Publié le 17/09/2014

Le Parlement allemand a voté cet été la mise en place d’un salaire minimum. Près de 4 millions de travailleurs précaires vont en bénéficier à partir du 1er janvier 2015. Alors que la loi prévoit de nombreuses dérogations, la Confédération allemande des syndicats (le DGB) réclame la suppression des catégories de salariés exclues du salaire minimum. D’une manière générale, l’augmentation des salaires en Allemagne est un enjeu pour toute la zone euro menacée de déflation.

Le salaire minimum allemand a enfin été adopté par le Bundestag (chambre basse du Parlement) le 3 juillet dernier. D’un montant de 8,50 euros brut de l’heure (en France, il est de 9,53 euros), il sera instauré le 1er janvier 2015 et concernera 3,7 millions de salariés. C’est une avancée majeure dans un pays où 22 % des travailleurs sont pauvres, c’est-à-dire qu’ils touchent une rémunération égale ou inférieure aux deux tiers du salaire horaire médian. L’Allemagne fait vraiment figure de très mauvais élève, puisque le pourcentage de personnes insuffisamment payées est de 14,8% pour l’ensemble de la zone Euro. Il est de 6,2% en France.

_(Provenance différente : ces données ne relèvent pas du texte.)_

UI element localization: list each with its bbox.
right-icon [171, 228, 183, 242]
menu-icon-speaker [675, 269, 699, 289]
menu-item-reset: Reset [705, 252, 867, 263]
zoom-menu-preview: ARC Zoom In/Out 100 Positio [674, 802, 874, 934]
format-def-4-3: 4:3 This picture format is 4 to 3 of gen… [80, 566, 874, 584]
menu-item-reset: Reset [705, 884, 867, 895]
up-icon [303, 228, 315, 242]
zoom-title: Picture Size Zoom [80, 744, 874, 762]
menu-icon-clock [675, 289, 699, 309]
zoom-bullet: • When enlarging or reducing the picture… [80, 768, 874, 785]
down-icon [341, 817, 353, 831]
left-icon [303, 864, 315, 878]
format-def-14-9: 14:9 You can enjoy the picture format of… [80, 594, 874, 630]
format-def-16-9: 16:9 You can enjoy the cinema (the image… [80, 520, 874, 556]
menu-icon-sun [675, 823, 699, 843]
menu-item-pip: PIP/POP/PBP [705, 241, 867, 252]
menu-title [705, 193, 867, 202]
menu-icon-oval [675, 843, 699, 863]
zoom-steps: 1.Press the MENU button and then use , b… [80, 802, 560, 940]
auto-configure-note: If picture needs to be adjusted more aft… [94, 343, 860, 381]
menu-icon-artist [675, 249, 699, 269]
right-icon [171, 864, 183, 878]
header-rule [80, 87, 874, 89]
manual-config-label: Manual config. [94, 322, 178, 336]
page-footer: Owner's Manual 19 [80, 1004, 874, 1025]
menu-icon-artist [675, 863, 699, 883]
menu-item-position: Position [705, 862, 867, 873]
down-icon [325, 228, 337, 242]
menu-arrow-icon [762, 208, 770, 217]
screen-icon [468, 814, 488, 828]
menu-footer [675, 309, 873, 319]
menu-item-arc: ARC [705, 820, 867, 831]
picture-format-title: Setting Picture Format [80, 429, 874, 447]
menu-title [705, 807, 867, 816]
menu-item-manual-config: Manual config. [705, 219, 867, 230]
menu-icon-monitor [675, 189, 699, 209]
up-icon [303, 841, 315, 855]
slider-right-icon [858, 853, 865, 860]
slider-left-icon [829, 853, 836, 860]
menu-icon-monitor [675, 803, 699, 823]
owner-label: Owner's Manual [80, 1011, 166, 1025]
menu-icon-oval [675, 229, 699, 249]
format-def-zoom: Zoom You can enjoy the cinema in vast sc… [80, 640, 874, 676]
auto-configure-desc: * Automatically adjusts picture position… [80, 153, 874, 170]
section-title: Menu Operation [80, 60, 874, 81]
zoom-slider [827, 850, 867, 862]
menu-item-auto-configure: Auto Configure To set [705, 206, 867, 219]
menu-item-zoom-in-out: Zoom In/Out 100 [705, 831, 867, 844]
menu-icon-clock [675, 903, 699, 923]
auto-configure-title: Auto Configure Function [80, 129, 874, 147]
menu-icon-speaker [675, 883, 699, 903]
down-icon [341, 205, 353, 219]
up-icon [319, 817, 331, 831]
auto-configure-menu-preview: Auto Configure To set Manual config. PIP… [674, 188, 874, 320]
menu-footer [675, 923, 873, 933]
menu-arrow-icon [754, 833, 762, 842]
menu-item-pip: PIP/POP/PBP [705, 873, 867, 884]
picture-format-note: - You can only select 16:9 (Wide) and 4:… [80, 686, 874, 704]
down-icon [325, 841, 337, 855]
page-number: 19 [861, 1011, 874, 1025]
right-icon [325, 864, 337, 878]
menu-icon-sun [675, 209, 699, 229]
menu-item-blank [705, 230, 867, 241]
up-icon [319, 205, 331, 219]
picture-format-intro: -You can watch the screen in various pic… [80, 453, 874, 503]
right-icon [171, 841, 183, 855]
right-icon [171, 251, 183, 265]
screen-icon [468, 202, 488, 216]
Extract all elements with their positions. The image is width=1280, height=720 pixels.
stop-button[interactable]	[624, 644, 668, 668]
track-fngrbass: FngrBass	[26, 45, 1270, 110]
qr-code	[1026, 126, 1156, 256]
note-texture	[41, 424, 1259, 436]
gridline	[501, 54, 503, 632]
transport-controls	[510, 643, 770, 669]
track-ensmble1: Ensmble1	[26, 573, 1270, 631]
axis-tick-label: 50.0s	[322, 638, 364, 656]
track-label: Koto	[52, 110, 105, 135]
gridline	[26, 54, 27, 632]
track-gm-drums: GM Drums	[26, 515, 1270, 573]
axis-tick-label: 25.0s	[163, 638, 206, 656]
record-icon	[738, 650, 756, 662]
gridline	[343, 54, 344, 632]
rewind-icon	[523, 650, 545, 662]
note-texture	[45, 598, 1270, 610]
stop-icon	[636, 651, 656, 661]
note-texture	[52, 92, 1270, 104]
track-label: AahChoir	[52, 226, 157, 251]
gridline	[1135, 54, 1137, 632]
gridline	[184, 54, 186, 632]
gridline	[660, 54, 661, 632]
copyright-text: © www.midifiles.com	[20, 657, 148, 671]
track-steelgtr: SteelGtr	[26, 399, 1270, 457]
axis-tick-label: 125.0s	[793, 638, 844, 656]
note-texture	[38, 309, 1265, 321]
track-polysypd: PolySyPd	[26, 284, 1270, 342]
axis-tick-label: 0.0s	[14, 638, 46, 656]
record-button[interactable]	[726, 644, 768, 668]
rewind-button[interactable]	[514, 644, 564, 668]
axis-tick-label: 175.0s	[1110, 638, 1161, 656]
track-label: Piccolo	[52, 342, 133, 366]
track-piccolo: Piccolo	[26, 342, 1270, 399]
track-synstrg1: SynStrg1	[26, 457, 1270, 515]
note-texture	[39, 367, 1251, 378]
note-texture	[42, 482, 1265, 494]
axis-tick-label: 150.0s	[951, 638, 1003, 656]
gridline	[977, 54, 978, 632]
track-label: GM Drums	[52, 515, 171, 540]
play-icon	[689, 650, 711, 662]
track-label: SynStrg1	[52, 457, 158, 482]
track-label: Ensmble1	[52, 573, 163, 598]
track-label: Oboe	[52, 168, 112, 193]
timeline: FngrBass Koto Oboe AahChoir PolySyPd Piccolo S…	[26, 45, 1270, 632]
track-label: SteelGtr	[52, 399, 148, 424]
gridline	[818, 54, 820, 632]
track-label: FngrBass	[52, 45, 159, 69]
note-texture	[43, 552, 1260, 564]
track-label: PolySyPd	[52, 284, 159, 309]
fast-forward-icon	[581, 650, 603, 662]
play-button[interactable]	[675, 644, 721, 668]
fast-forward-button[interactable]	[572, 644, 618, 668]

La loi que vient de voter le Parlement allemand ne résout pas le problème pour tous les travailleurs pauvres. Les salariés âgés de moins de 18 ans, les chômeurs de longue durée (depuis plus d’un an), les personnes en formation, les stagiaires, les apprentis, les distributeurs de journaux, les saisonniers agricoles et de l’hôtellerie ne bénéficieront pas du salaire minimum ou en seront exclus pendant un certain temps.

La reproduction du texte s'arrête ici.